Colocado em 22. Março 2020 In Vida em Aliança

A Igreja sou eu – História de uma fotografia

COSTA RICA, Michelle Ramírez – Claudia Echenique •

Depois do almoço, na Conferência de Dirigentes de Schoenstatt na Costa Rica, Fabián González teve a brilhante iniciativa de contar com a cumplicidade de Angelo Del Vecchio e do seu drone. Disse a todos os participantes que iriam fazer uma dinâmica para “nos despertar um pouco e ver o quão ágeis eram”.  Foram-lhes dados cartões de várias cores, cortados em fitas e pediram para saírem para o jardim. —

A proposta era montar com as pessoas, as letras do lema “A Igreja sou eu”.
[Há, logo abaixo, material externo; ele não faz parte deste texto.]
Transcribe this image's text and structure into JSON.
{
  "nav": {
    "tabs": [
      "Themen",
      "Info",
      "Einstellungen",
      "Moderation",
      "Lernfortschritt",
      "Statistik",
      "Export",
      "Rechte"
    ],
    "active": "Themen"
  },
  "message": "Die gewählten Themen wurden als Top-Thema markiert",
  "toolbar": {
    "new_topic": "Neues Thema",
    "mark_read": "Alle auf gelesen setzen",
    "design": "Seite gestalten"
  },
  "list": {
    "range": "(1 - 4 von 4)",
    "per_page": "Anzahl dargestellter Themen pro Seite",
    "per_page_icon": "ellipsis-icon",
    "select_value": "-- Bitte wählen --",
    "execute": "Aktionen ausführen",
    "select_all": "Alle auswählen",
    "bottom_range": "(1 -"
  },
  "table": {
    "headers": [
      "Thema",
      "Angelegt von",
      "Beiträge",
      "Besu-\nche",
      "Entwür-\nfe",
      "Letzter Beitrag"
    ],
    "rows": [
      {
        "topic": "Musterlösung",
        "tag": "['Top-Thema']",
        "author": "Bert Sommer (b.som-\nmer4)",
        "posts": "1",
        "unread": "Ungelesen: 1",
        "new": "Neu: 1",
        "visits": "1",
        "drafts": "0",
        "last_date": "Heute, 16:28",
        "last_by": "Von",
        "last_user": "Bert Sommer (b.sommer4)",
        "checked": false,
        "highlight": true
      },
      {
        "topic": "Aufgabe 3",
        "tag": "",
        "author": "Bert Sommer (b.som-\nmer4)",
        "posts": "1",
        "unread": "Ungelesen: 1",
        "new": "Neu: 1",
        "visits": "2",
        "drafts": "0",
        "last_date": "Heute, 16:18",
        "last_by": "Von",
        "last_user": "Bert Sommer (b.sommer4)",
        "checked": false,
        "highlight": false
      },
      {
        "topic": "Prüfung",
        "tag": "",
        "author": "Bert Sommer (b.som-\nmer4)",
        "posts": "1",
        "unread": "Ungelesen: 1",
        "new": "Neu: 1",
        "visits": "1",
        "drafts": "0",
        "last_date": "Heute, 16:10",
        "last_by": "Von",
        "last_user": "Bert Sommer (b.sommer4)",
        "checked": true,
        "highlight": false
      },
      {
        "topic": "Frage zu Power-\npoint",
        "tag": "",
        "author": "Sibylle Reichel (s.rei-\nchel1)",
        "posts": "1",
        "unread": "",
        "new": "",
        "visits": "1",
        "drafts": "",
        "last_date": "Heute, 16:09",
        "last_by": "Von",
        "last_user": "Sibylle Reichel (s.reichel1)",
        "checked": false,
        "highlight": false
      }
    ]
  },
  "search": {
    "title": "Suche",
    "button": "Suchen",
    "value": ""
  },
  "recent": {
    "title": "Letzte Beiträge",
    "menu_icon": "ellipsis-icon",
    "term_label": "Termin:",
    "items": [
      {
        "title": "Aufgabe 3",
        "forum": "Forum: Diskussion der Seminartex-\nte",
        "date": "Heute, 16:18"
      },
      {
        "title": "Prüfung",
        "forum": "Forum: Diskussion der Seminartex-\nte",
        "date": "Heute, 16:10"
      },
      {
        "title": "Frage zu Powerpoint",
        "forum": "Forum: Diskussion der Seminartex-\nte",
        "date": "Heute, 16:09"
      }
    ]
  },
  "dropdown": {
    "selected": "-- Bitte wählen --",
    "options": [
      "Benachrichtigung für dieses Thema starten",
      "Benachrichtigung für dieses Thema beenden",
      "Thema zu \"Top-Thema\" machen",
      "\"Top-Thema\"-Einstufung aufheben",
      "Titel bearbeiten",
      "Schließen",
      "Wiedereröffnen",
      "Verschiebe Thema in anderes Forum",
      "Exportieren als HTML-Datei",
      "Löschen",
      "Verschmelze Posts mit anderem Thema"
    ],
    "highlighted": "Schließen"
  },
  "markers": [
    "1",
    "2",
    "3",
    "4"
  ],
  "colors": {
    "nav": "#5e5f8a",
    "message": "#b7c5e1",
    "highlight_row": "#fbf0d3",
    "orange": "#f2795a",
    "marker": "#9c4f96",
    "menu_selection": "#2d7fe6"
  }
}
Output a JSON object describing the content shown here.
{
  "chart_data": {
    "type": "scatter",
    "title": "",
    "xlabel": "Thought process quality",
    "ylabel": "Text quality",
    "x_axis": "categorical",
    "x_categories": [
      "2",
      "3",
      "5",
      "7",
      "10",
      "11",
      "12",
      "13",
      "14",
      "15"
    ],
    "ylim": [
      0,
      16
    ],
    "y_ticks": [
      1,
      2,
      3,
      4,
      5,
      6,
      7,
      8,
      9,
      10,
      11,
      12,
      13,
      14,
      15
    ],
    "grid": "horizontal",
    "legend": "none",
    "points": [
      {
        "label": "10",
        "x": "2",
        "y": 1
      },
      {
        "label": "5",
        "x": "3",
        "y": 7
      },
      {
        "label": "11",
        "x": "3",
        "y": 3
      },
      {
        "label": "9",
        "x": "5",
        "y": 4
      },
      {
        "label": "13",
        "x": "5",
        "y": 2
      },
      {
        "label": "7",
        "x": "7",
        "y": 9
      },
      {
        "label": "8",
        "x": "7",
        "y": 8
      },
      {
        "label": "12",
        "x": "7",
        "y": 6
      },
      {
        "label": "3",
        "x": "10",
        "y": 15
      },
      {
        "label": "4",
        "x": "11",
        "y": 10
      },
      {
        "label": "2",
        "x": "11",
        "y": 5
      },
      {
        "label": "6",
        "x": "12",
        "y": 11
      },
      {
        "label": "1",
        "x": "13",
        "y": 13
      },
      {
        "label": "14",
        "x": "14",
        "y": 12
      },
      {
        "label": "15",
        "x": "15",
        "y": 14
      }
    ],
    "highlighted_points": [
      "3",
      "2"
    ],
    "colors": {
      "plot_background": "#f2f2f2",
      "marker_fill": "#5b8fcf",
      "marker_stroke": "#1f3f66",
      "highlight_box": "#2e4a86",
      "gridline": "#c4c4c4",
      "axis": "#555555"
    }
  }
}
No parque, perguntavam-se “Como vamos fazer? Como fazemos as letras? Quem pertence a cada letra?” Foi aí que surgiram as lideranças, especialmente dos jovens. Uma jovem levantou-se e disse: “Já temos a nossa cor e a letra das mesas da dinâmica. Se somos tantas pessoas, dividimo-las pelo número de letras…”. Foi assim que tudo foi organizado e cada participante sabia em que letra da frase se encontrava.

Alguns ainda duvidavam

Caminharam até ao local mais aberto do jardim, enquanto riam e apreciavam a originalidade da dinâmica proposta. Mas, como no Evangelho, quando Jesus aparece aos discípulos na Ressurreição (Mt 28,17), “alguns ainda duvidavam” da sua realização.

Entre todo o grupo de líderes, surgiram aqueles que tinham mais iniciativa e dons para organizar as pessoas,  foram-nas colocando na posição de cada letra. O espaço foi-se preenchendo e atingiu o comprimento do parque para formar a frase inteira.

Quando tudo estava pronto, o drone começou a subir para tirar as fotos e vídeos daquele momento. Enquanto isso, em baixo, entre as pessoas, havia muita risada e alegria enquanto todos seguiam as instruções: “Para cima!, Para baixo!, Levantem as cartolinas! Também se perguntavam se a imagem ficaria mesmo bem com o drone.

Se faltar um, a palavra não se forma

Tudo correu perfeitamente e foi uma experiência muito enriquecedora para os participantes da Jornada. Cada pessoa não sabia bem o que estava a fazer. Diziam-lhe: “Põe-te aqui e põe-te mais para além”. No entanto, todos aceitavam e faziam-no porque confiavam na pessoa que estava ao leme do barco. “E quando se vê o resultado, uau, percebe-se que se conseguiu!” disseram no final.

Às vezes isso também acontece com os apostolados na Igreja. Muitas vezes nos perguntamos: o trabalho que estou a fazer valerá a pena, mesmo que a minha presença possa não ser notada? Então, uma pessoa torna-se consciente de que uma única pessoa é como uma gota de água. Cada gota, cada apostolado, cada pessoa, integrada no esforço da Igreja, todos se juntam para que se forme o mar.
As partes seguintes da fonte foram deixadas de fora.